In a recent routine monitoring case, NAD reviewed an article in Hello! Magazine to determine if it constituted advertising for the brand and the products promoted in the piece. The article is about Reese Witherspoon’s use of a Biossance eye cream product, which it describes as "perfect to travel with, and it instantly firms, lifts, and smooths the look of skin."  The article contains affiliate links so that purchases of the eye cream and other Biossance skincare products would (or did) generate revenue for the publication. If the article constituted advertising, NAD would have been concerned about its editorial format, its product claims, and its lack of clear disclosure about the nature of the relationship between Biossance and Witherspoon, its “brand ambassador” (as noted in the article).

To determine whether the article constitutes advertising, NAD applied the Buzzfeed factors and found that it didn’t: the brand didn’t pay for the content, influence what was said about the products, nor promote the article.  Further, the products at issue were chosen by the editorial staff without the input of the business staff: there was separation of church and state.  Also, the article was not changed after affiliate links were added.  Accordingly, NAD determined that the article was not a “paid commercial message,” and therefore not “national advertising” for purposes of NAD jurisdiction.

Most interesting here is the discussion of the magazine’s economic motivation: while Hello!
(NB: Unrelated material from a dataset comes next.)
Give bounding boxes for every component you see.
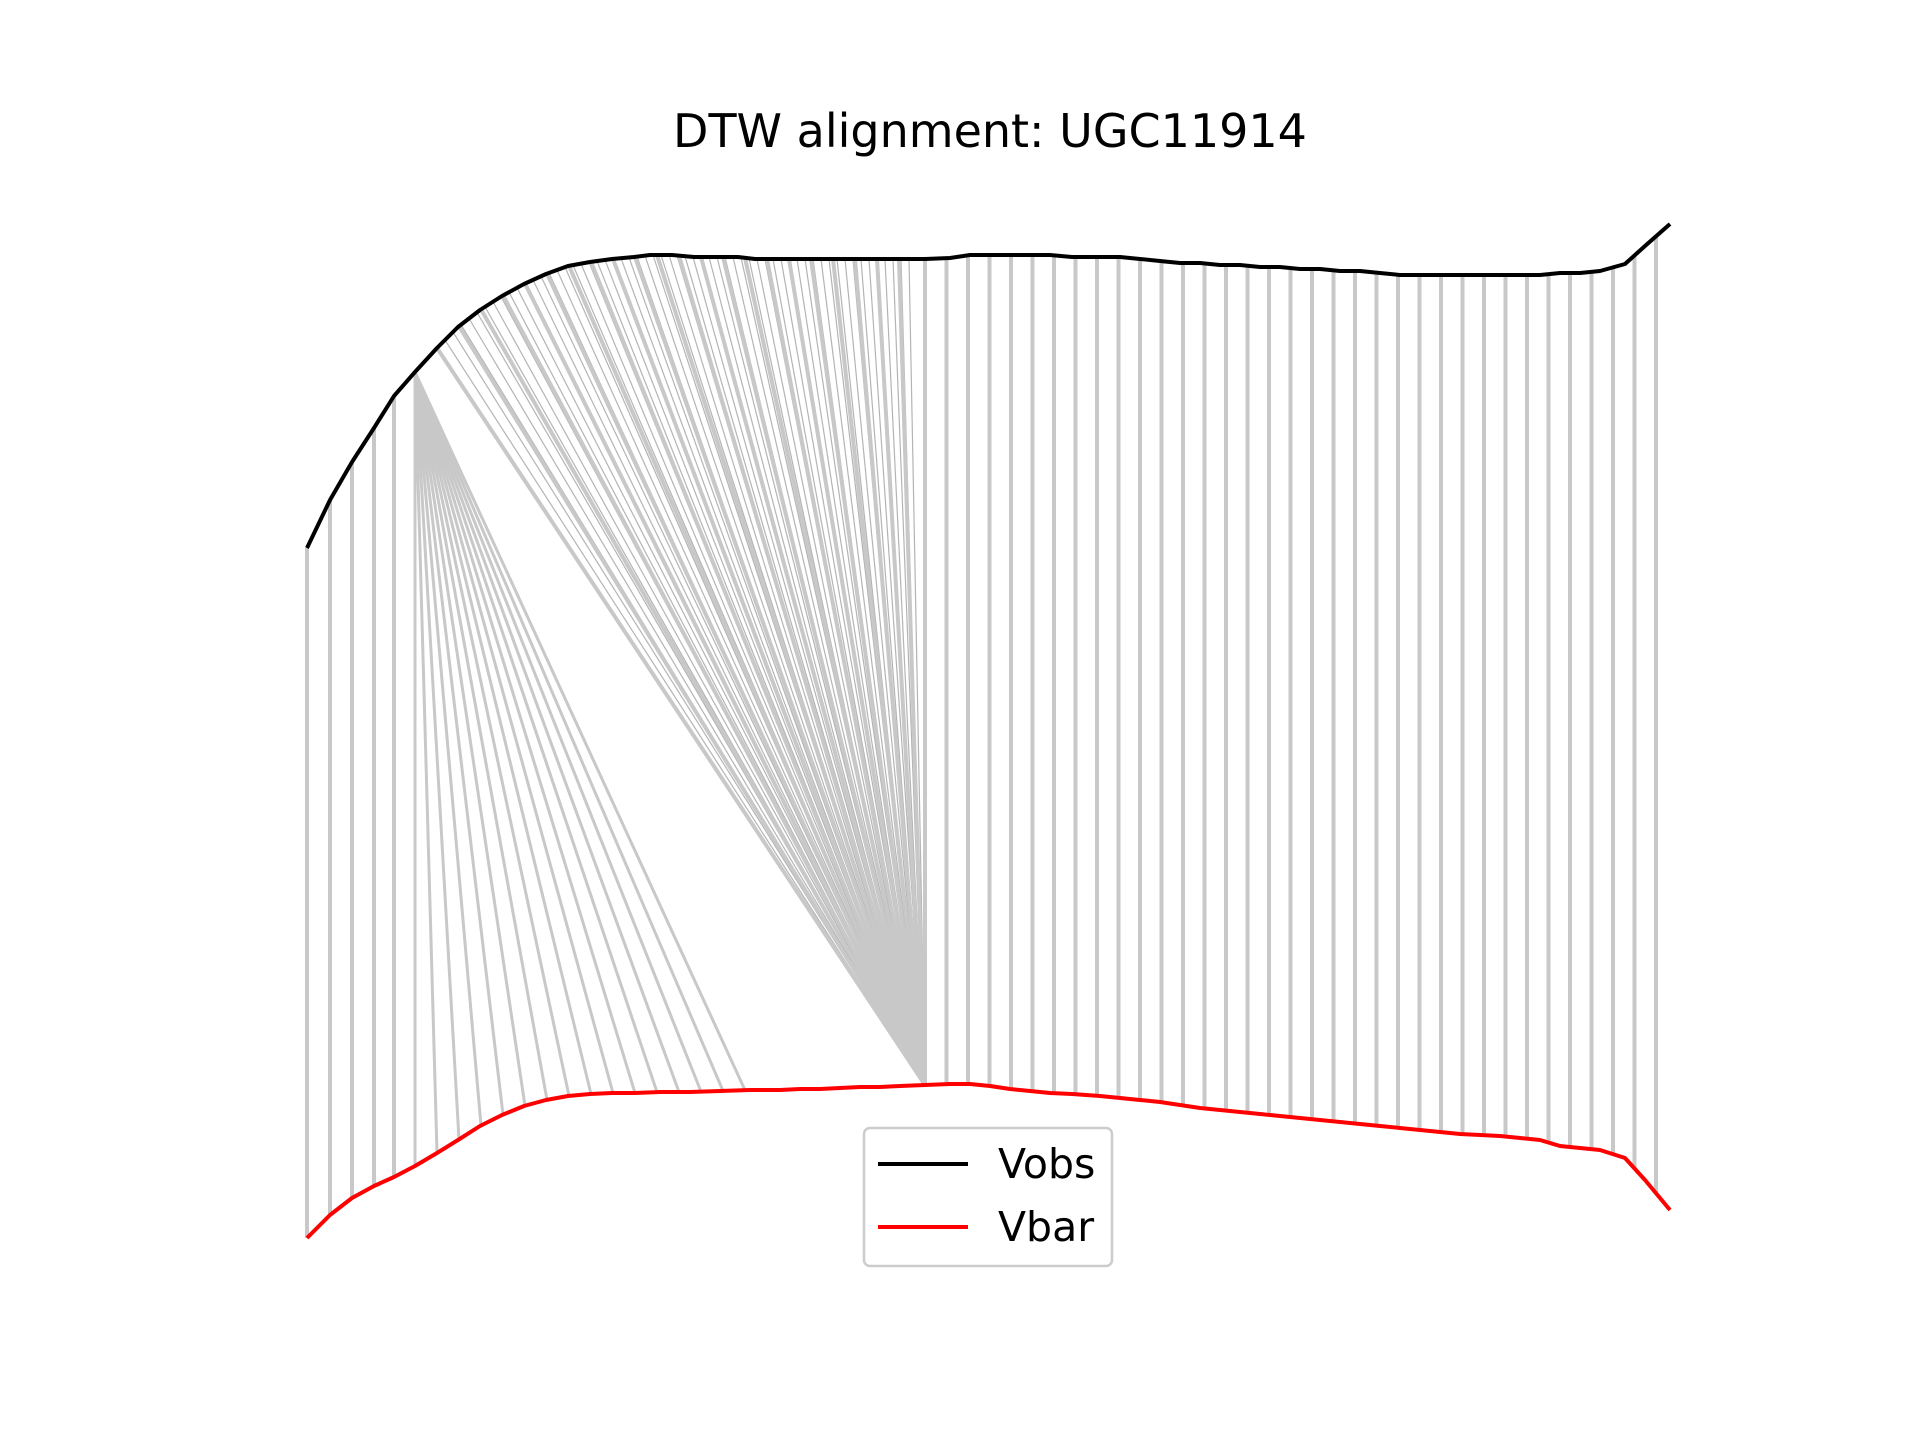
alignment-connector [457,325,927,1087]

Magazine, apparently, was not motivated to choose the particular products for the article by their potential to generate affiliate revenue, it acknowledged that it was motivated by its desire to drive traffic to the site in order to generate revenue from programmatic advertising based on the content.  In other words, writing about Biossance gave the magazine a hook for writing about (and showing pictures of) Reese Witherspoon, and thereby boost traffic to the site.  By boosting traffic, Hello! Magazine could earn more from advertisers.

Writing content that attracts readers in order to attract advertisers is, of course, nothing new. That’s what keeps many publications in business. What may be new, though, is NAD’s examination of the practice through the lens of the Buzzfeed factors.  Taking a step back to consider the different types of economic motivations at issue is interesting, philosophically: if generating affiliate revenue is its main motivation, a publication may be incentivized to adjust its editorial content to maximize the potential for products sales.  It will share a motivation with the brand: selling product.  Therefore, when affiliate links drive editorial choices, the publisher is acting more like advertiser and the content may be considered "advertising."  By contrast, if the publication’s economic motivation is based on maximizing programmatic advertising dollars (i.e., not brand-selected media buys, such as an adjacency for a specific piece of content), its incentive is a little different: it needs to make the article itself sexy to get clicks, not necessarily to promote the brands or the specific products. Celebrities attract eyeballs and eyeballs generate ad revenue. 

Interestingly, the article now says “Advertisement” at the top.